The printing looks exciting!

sharon young said...

Your Thermofax printing looks great, Lynda, do you have a machine yourself or have them made?
I bought 2 of those Indian wood blocks at the Covent Garden shop too, I love them.
I so nearly bought that book at the Quilt Show but bought another one by C to C instead, but I think I may have to get this one too.
Beautiful note book, you lucky thing.
Thanks for dropping in on my blog I had a fantastic meet up with Val, will blog about it later.

Doreen G said...

About the Quilt so easy thing--I used to demonstrate how to use one of these in my other life and they are good.
No need to hoop up the fabric you just plonk one of the hoops on top of the fabric and you push it outwards to tighten the fabric.
When you have done that area you just lift it up-plonk it down on the next section and off you go again.
Go on use it you'll be glad you did.

Carol said...

Very cool stuff! Love the rubber, I can see so many uses for this. Hope you get time to work on the intended project. I will have to look for the book if you think it is worth it. Have a great week Love carol

Ruth said...

You are always doing something interesting Lynda! That molding stuff looks like fun and your screen prints are great. I just bought a screen and I'm going to start playing with it soon.

Sandy said...

I have some of that tubing from when mom needed oxygen. Now where is it? I thought it would be good to bead around.
Lots of nice examples as usual.

hippopip said...

The screen printing is great especially the Esher, have you tried Deconstructed screen printing very addictive,I have also just bought a Gocco machine to make my own screens from Liz at Dreaming spirals, driving my husband mad with all this printed fabric hanging about the place.With the paper moulding, why not take the mould directly from the stamp?

Susan D said...

Your house must be like an Aladdin's cave, we never know what you are going to come up with next.

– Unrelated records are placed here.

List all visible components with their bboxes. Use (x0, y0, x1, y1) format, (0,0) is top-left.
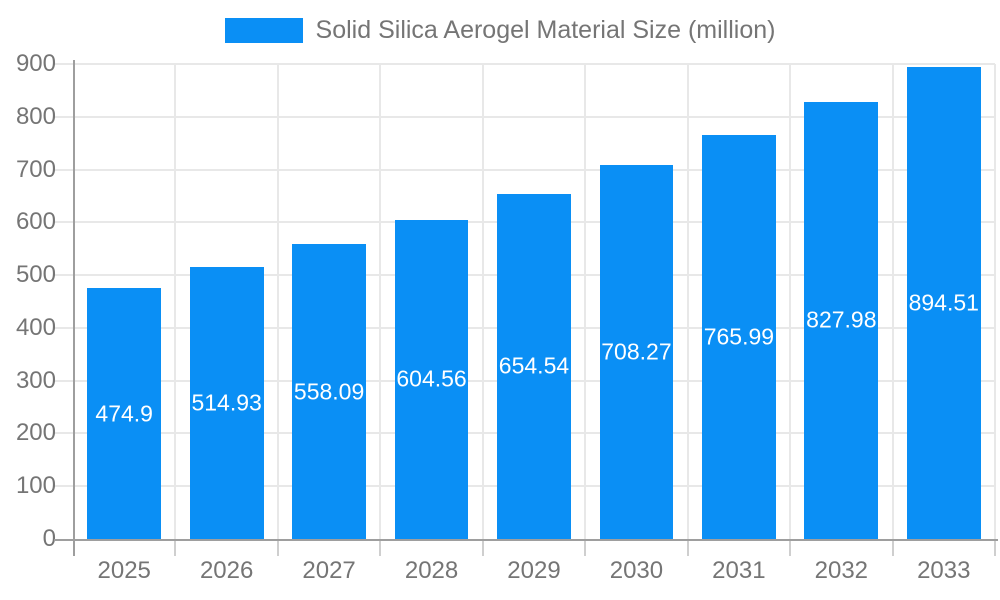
bar-value-label: 558.09 (293, 378, 365, 405)
x-axis-category-label: 2032 (814, 557, 869, 584)
bar-value-label: 604.56 (396, 365, 467, 392)
x-axis-line (54, 539, 998, 541)
bar-2025[interactable]: 474.9 (87, 288, 162, 539)
gridline-horizontal (54, 168, 995, 171)
y-axis-tick-label: 500 (15, 261, 56, 289)
x-axis-tick (174, 541, 177, 556)
x-axis-tick (686, 541, 689, 556)
x-axis-tick (379, 541, 382, 556)
x-axis-category-label: 2030 (609, 557, 664, 584)
legend-label: Solid Silica Aerogel Material Size (mill… (315, 16, 776, 44)
gridline-vertical (584, 64, 587, 539)
y-axis-tick-label: 700 (15, 155, 56, 183)
x-axis-tick (584, 541, 587, 556)
bar-value-label: 708.27 (601, 338, 672, 365)
y-axis-tick-label: 600 (15, 208, 56, 236)
gridline-vertical (994, 64, 996, 539)
x-axis-tick (481, 541, 484, 556)
x-axis-tick (891, 541, 894, 556)
y-axis-tick-label: 100 (15, 472, 56, 500)
x-axis-category-label: 2026 (199, 557, 254, 584)
y-axis-tick-label: 900 (15, 50, 56, 77)
bar-2029[interactable]: 654.54 (497, 193, 571, 539)
gridline-vertical (481, 64, 484, 539)
bar-value-label: 765.99 (703, 323, 775, 350)
bar-2031[interactable]: 765.99 (702, 134, 776, 539)
gridline-vertical (276, 64, 279, 539)
x-axis-category-label: 2029 (507, 557, 561, 584)
x-axis-category-label: 2033 (917, 557, 971, 584)
x-axis-tick (789, 541, 792, 556)
x-axis-tick (994, 541, 996, 556)
x-axis-category-label: 2027 (302, 557, 356, 584)
bar-value-label: 894.51 (908, 289, 979, 316)
gridline-vertical (379, 64, 382, 539)
gridline-horizontal (54, 63, 995, 65)
x-axis-category-label: 2025 (97, 557, 151, 584)
bar-value-label: 514.93 (191, 389, 262, 416)
x-axis-tick (276, 541, 279, 556)
y-axis-tick-label: 800 (15, 102, 56, 130)
gridline-vertical (891, 64, 894, 539)
bar-value-label: 474.9 (95, 400, 153, 427)
bar-2027[interactable]: 558.09 (292, 244, 366, 539)
bar-2033[interactable]: 894.51 (906, 66, 981, 539)
bar-value-label: 827.98 (806, 306, 877, 333)
bar-2030[interactable]: 708.27 (599, 165, 674, 539)
y-axis-tick-label: 0 (42, 525, 56, 552)
gridline-horizontal (54, 115, 995, 118)
legend[interactable]: Solid Silica Aerogel Material Size (mill… (0, 15, 1000, 45)
bar-2028[interactable]: 604.56 (394, 219, 469, 539)
legend-swatch-icon (224, 17, 303, 43)
gridline-vertical (789, 64, 792, 539)
y-axis-tick-label: 200 (15, 419, 56, 447)
gridline-vertical (174, 64, 177, 539)
x-axis-category-label: 2031 (712, 557, 766, 584)
gridline-vertical (686, 64, 689, 539)
y-axis-tick-label: 300 (15, 366, 56, 394)
bar-2026[interactable]: 514.93 (189, 267, 264, 539)
bar-2032[interactable]: 827.98 (804, 102, 879, 539)
y-axis-tick-label: 400 (15, 313, 56, 341)
x-axis-category-label: 2028 (404, 557, 459, 584)
plot-area: 0 100 200 300 400 500 600 700 800 900 474.9 2025 514… (16, 50, 998, 584)
y-axis-line (73, 60, 75, 556)
bar-value-label: 654.54 (498, 352, 570, 379)
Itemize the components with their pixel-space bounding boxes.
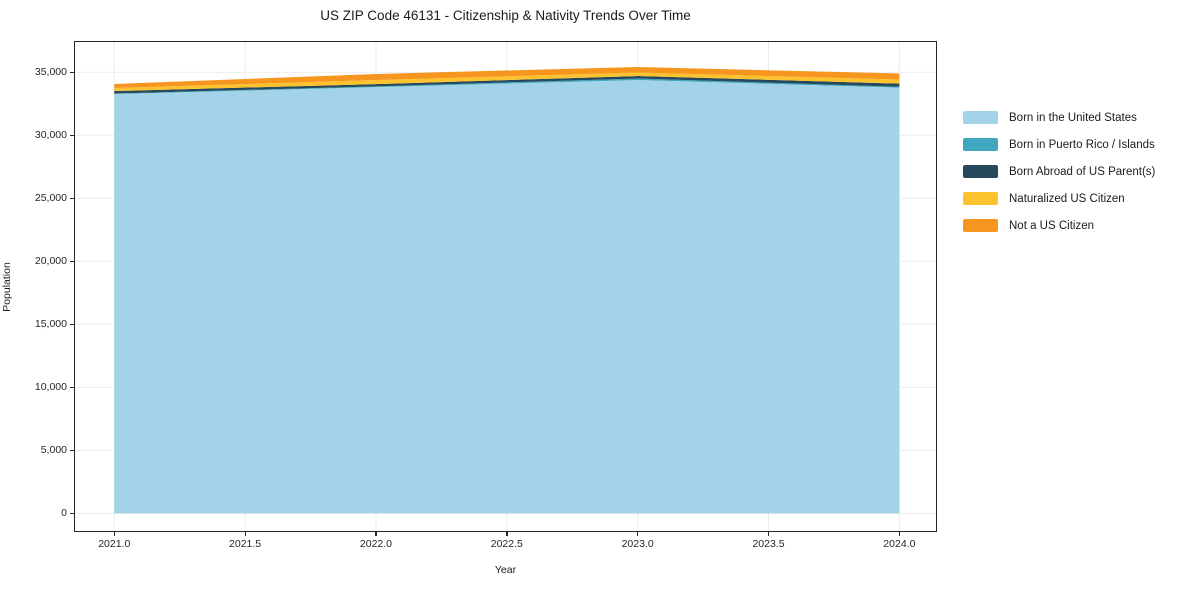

Magpie's Mumblings said...

It's no wonder you didn't get anything done with the tubing - you were too busy playing with other things! Wow! I guess I have to put another book on my wish list....

neki desu said...

fascinating finds.
the red white and black fabric speaks to me.
as for other people's fabrics i'm also guilty of that one. my fabrics are yucky and everyone else's are fabulous.always.
oh and thanks for the blog link. been wanting to get that book for a while.

neki desu

Sophie said...

Some fascinating ideas to try there - I'm so glad you went looking for that plastic tubing! I've been eyeing off thermofax screen prints for ages now... perhaps I will have to give it a try. The molding gel looks like it's got some potential - I can't wait to see what you do find to make a mold of. I've also seen that book and almost bought it but haven't yet. I'm heading over to that blog to investigate and will probably then have to go and find myself a copy.

Carol said...

I am coming round for a rummage through your unopened and unused bits, will bring all mine with me LOL

corryna said...

I loved reading your blog today. And I must react to your question about the quilt help. I have a similar one, but it does not work well for me. I'd rather use gloves with rubber on the inner hand side. They are much more helpful for leading the fabric while quilting.

Micki said...

More interesting projects going on. I know that feeling of looking for one thing and getting side tracked by something else.